Thanks again for taking a look - and no expectations that this is where your spare time is going :)

[oddlama]

Just had some time to look at your config. The main issue seems to be that you removed the agenix nixos module, which is still required. agenix-rekey is just an extension to agenix. So importing flake-inputs.agenix.nixosModules.default should solve the problems.

Some other things i noticed:

• You never want to set rekey.secrets but always age.secrets. The only difference in using agenix-rekey over agenix is to always set rekeyFile instead of file (as you already correctly stated). The rekey.secrets option isn't even documented anymore and just exist as a backward compatibility option from the early days of agenix-rekey (where I didn't know that one can extend suboption declarations like age.secrets directly). So nowadays we just define a new rekeyFile option directly into the age.secret options.
• Im not sure what the intent of age.secrets = ../secrets/secrets.nix; is exactly, since the file has an empty attrset.
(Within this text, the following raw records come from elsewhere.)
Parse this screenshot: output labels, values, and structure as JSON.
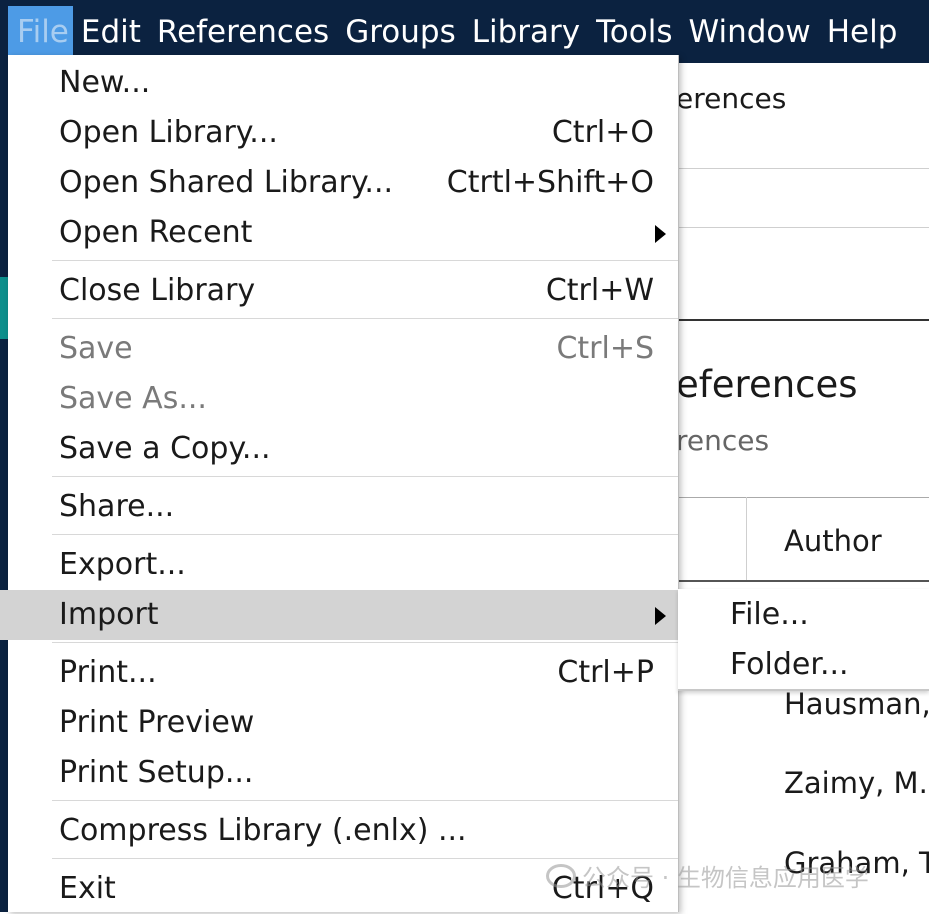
{
  "menubar": {
    "items": [
      "File",
      "Edit",
      "References",
      "Groups",
      "Library",
      "Tools",
      "Window",
      "Help"
    ],
    "active": "File"
  },
  "background": {
    "pane_header_partial": "erences",
    "section_title_partial": "eferences",
    "section_subtitle_partial": "rences",
    "column_header": "Author",
    "rows": [
      "Hausman,",
      "Zaimy, M.",
      "Graham, T"
    ]
  },
  "file_menu": {
    "items": [
      {
        "label": "New...",
        "shortcut": ""
      },
      {
        "label": "Open Library...",
        "shortcut": "Ctrl+O"
      },
      {
        "label": "Open Shared Library...",
        "shortcut": "Ctrtl+Shift+O"
      },
      {
        "label": "Open Recent",
        "shortcut": "",
        "submenu": true
      },
      {
        "label": "Close Library",
        "shortcut": "Ctrl+W"
      },
      {
        "label": "Save",
        "shortcut": "Ctrl+S",
        "disabled": true
      },
      {
        "label": "Save As...",
        "shortcut": "",
        "disabled": true
      },
      {
        "label": "Save a Copy...",
        "shortcut": ""
      },
      {
        "label": "Share...",
        "shortcut": ""
      },
      {
        "label": "Export...",
        "shortcut": ""
      },
      {
        "label": "Import",
        "shortcut": "",
        "submenu": true,
        "highlighted": true
      },
      {
        "label": "Print...",
        "shortcut": "Ctrl+P"
      },
      {
        "label": "Print Preview",
        "shortcut": ""
      },
      {
        "label": "Print Setup...",
        "shortcut": ""
      },
      {
        "label": "Compress Library (.enlx) ...",
        "shortcut": ""
      },
      {
        "label": "Exit",
        "shortcut": "Ctrl+Q"
      }
    ]
  },
  "import_submenu": {
    "items": [
      "File...",
      "Folder..."
    ]
  },
  "watermark": {
    "text": "公众号 · 生物信息应用医学"
  },
  "colors": {
    "menubar_bg": "#0b2240",
    "active_menu_bg": "#4d9be6",
    "highlight_bg": "#d3d3d3",
    "teal_accent": "#0d8f8c"
  }
}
Either way, rekey.secrets = (import ../secrets/secrets.nix); should be deleted.
• This will not work:

  bearer = lib.fileContents config.age.secrets.civitai-token.path;

  Has nothing to do with agenix-rekey, but generally in agenix you can only access secrets at runtime. secret.<name>.path will be a string like "/run/secrets/<name>" which will only exist on the actual machines. If you want evaluation-time secrets, you should include a private repository in your flake.nix inputs or do some unorthodox stuff like I'm doing with nix-plugins (but that's a can of worms!).

[oddlama]

Another small thing:
You are currently adding the agenix-rekey overlay & package to all your systems via environment.systemPackages = [pkgs.agenix-rekey];, but you only need the agenix command on systems where you develop your flake.nix. Usually people only add it on their development machines, or even better directly in your devshell if you have one.

[LoganBarnett]

This has been a trove. Thank you!!! Once I got the agenix NixOS module back into place, everything started clicking into place.
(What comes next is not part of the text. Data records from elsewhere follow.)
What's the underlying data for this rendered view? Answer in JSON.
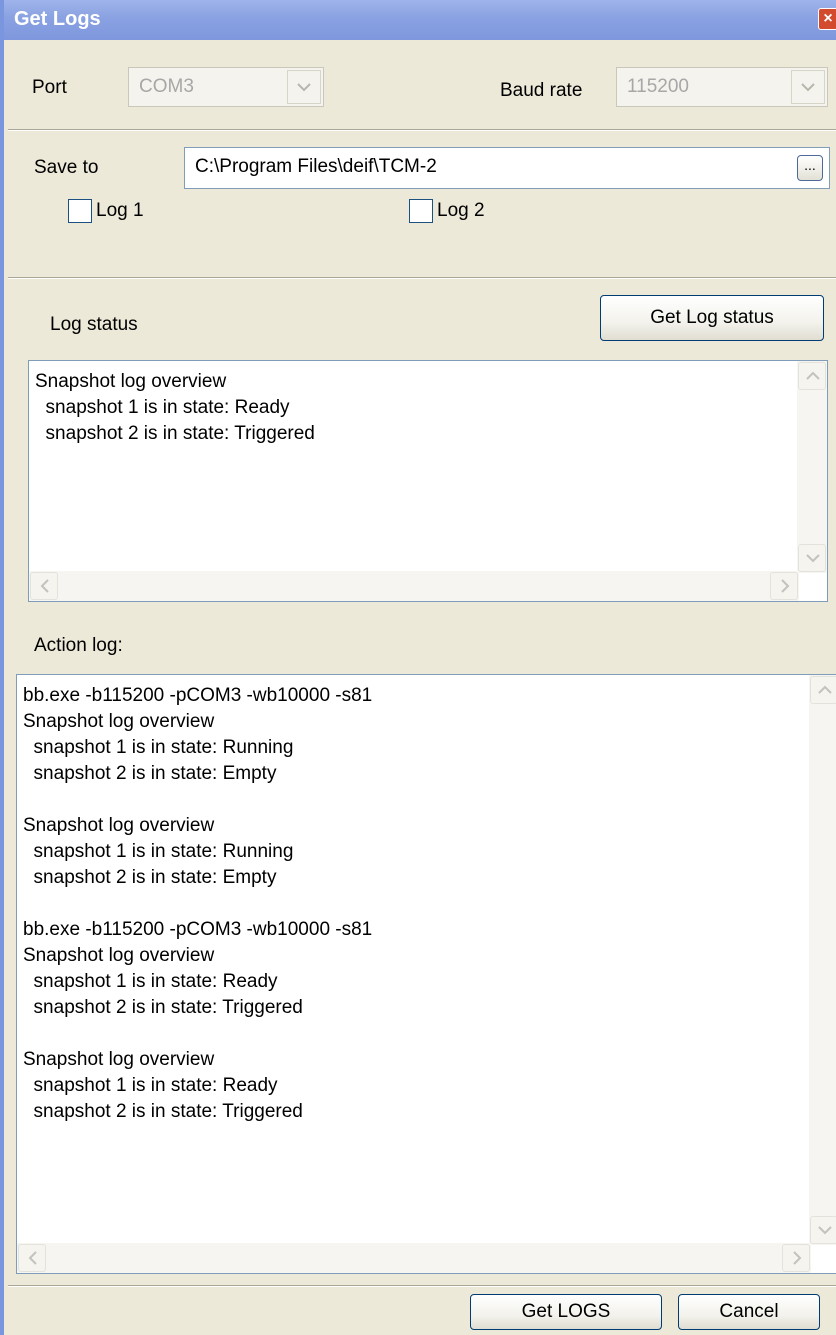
{
  "window": {
    "title": "Get Logs",
    "close_glyph": "×"
  },
  "port": {
    "label": "Port",
    "value": "COM3"
  },
  "baud": {
    "label": "Baud rate",
    "value": "115200"
  },
  "save": {
    "label": "Save to",
    "path": "C:\\Program Files\\deif\\TCM-2",
    "browse_label": "..."
  },
  "logs": {
    "log1_label": "Log 1",
    "log2_label": "Log 2",
    "log1_checked": false,
    "log2_checked": false
  },
  "log_status": {
    "label": "Log status",
    "button_label": "Get Log status",
    "lines": [
      "Snapshot log overview",
      "  snapshot 1 is in state: Ready",
      "  snapshot 2 is in state: Triggered"
    ]
  },
  "action_log": {
    "label": "Action log:",
    "lines": [
      "bb.exe -b115200 -pCOM3 -wb10000 -s81",
      "Snapshot log overview",
      "  snapshot 1 is in state: Running",
      "  snapshot 2 is in state: Empty",
      "",
      "Snapshot log overview",
      "  snapshot 1 is in state: Running",
      "  snapshot 2 is in state: Empty",
      "",
      "bb.exe -b115200 -pCOM3 -wb10000 -s81",
      "Snapshot log overview",
      "  snapshot 1 is in state: Ready",
      "  snapshot 2 is in state: Triggered",
      "",
      "Snapshot log overview",
      "  snapshot 1 is in state: Ready",
      "  snapshot 2 is in state: Triggered"
    ]
  },
  "footer": {
    "get_logs_label": "Get LOGS",
    "cancel_label": "Cancel"
  },
  "icons": {
    "close": "close-icon",
    "dropdown": "chevron-down-icon",
    "scroll_up": "scroll-up-arrow-icon",
    "scroll_down": "scroll-down-arrow-icon",
    "scroll_left": "scroll-left-arrow-icon",
    "scroll_right": "scroll-right-arrow-icon"
  },
  "colors": {
    "titlebar": "#8AA2E2",
    "dialog_bg": "#ECE9D8",
    "close_button": "#D24B2E",
    "button_border": "#003C74"
  }
}
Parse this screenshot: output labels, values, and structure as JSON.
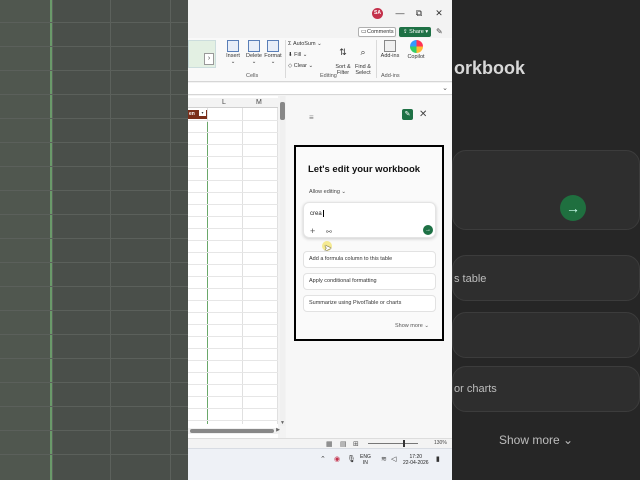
{
  "titlebar": {
    "avatar_initials": "SA",
    "minimize": "—",
    "restore": "⧉",
    "close": "✕"
  },
  "ribbon": {
    "comments_label": "Comments",
    "share_label": "Share",
    "insert_label": "Insert",
    "delete_label": "Delete",
    "format_label": "Format",
    "cells_group": "Cells",
    "autosum_label": "AutoSum",
    "fill_label": "Fill",
    "clear_label": "Clear",
    "sort_filter_label": "Sort &\nFilter",
    "find_select_label": "Find &\nSelect",
    "editing_group": "Editing",
    "addins_label": "Add-ins",
    "addins_group": "Add-ins",
    "copilot_label": "Copilot"
  },
  "sheet": {
    "column_l": "L",
    "column_m": "M",
    "header_cell_text": "en"
  },
  "copilot": {
    "headline": "Let's edit your workbook",
    "allow_editing": "Allow editing",
    "input_value": "crea",
    "suggestions": [
      "Add a formula column to this table",
      "Apply conditional formatting",
      "Summarize using PivotTable or charts"
    ],
    "show_more": "Show more"
  },
  "statusbar": {
    "zoom_pct": "130%"
  },
  "taskbar": {
    "lang_line1": "ENG",
    "lang_line2": "IN",
    "time": "17:20",
    "date": "22-04-2026"
  },
  "background": {
    "title_fragment": "orkbook",
    "line1": "s table",
    "line2": "or charts",
    "show_more": "Show more"
  }
}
Sorry about the secrets.nix - that and others are vestiges of when I was getting setup purely with agenix. Only later did I find agenix-rekey, and then I migrated.

I have some notes and TODO items I'd like to do to contribute back. Perhaps in the form of documentation and something to lend direction to the next person who forgets the steps that I did - if you're amenable. I'll try to put something together soon. Thanks again!